Colaborador de Nisman afirma que el fiscal le dijo que no iba a usar el arma
El asesor informático del fallecido fiscal Alberto Nisman, Diego Lagomarsino. EFE/David Fernández

El colaborador que le entregó a Alberto Nisman el arma que acabó con su vida, Diego Lagomarsino, ha explicado que el fiscal le aseguró que no iba a usar la pistola, mientras su abogado adelantó que pedirá que declare la presidenta argentina, Cristina Fernández.

"No te preocupes porque no la voy a usar", le dijo Nisman a Lagomarsino cuando le recibió en su domicilio el sábado 17 de enero para que le entregara el arma calibre 22 que un día después acabaría con su vida, según relató hoy el colaborador a los medios de comunicación en su primera comparecencia pública desde la muerte del fiscal.

¿Vos sabes lo que es que tus hijas no quieran estar con vos por miedo a que les pase algo?

Lagomarsino, que trabajaba como técnico informático para la fiscalía de Nisman y que hasta ahora es el único imputado en el caso, estuvo acompañado por su abogado Maximiliano Rusconi, que anunció que pedirán que se cite a declarar a "todo aquel que aparezca en los medios diciendo que tiene información".
"Vamos a pedir que declare la presidenta, aunque puede acogerse a la declaración por escrito", apuntó el abogado.

Según su versión, cuando el fiscal le llamó el sábado y le citó en su casa para pedirle que le llevara un arma, le encontró trabajando con documentación, que Lagomarsino supone estaba relacionada con la denuncia presentada tres días antes contra la presidenta por presunto encubrimiento terrorista.

Pálido y visiblemente afectado, explicó que Nisman le dijo que quería el arma porque temía por sus hijas y que no confiaba ya "ni siquiera en la custodia".

"Se quiebra y dice ¿vos sabes lo que es que tus hijas no quieran estar con vos por miedo a que les pase algo?", recordó Lagomarsino, quien detalló también que no había comparecido antes en público porque la fiscal del caso, Vivana Fein, se lo había pedido.

Lagomarsino le advirtió que el arma era vieja y fallaba, pero Nisman le aseguró que era "para llevar en la guantera" de su coche por si venía algún "loquito" y le atacaba por "traidor", y le adelantó que pensaba comprar una nueva la semana siguiente.

El informático volvió a su casa y recibió una nueva llamada del fiscal insistiéndole sobre el arma, que le llevó horas más tarde.

Le transmití como poner el dedo, como cargarla, como descargarla

"Le transmití como poner el dedo, como cargarla, como descargarla.
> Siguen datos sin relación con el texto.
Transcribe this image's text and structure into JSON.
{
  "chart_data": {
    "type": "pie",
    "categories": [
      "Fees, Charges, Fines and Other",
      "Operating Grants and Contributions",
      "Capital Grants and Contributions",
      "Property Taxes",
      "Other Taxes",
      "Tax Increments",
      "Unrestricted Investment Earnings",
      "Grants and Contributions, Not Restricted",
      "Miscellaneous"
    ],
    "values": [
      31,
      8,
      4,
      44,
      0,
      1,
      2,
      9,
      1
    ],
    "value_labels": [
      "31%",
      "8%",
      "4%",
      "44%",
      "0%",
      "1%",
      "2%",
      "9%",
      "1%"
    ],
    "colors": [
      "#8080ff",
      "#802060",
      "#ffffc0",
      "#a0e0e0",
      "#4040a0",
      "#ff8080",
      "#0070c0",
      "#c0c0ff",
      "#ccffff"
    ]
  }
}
Me dijo: igual, no te preocupes porque no la voy a usar", declaró Lagomarsino, que señaló que Nisman no quiso que le entregara la licencia del arma.

Después, agregó, dejó el domicilio del fiscal y no volvió a intentar ponerse en contacto con él hasta el domingo por la mañana, cuando le envió un mensaje por teléfono que nunca fue respondido.

También aclaró que en su primera visita, Nisman se encontraba sin custodia pero que cuando regresó había protección e incluso uno de los custodios le acompañó en el ascensor hasta el piso para recibir un sobre de manos del procurador cuyo contenido no llegó a ver.

El abogado de Lagomarsino expresó su "sorpresa" por las declaraciones de la presidenta sobre el colaborador y porque le señaló como contrario al Gobierno.

Rusconi también negó presuntos vínculos de su cliente con fuerzas de seguridad o servicios de Inteligencia, tal como han sugerido altos cargos del Ejecutivo.

Paralelamente, la fiscal del caso Nisman, Viviana Fein, subrayó que Lagomarsino está imputado "en forma muy genérica" y únicamente por entregarle su arma al fiscal.

Lagomarsino es, hasta el momento, el único imputado en la causa por la muerte de Nisman, cuyas circunstancias aún no se han aclarado, y, aunque todavía no ha sido llamado a prestar declaración indagatoria, podría hacer frente a una pena de entre 1 y 6 años por "facilitación del arma".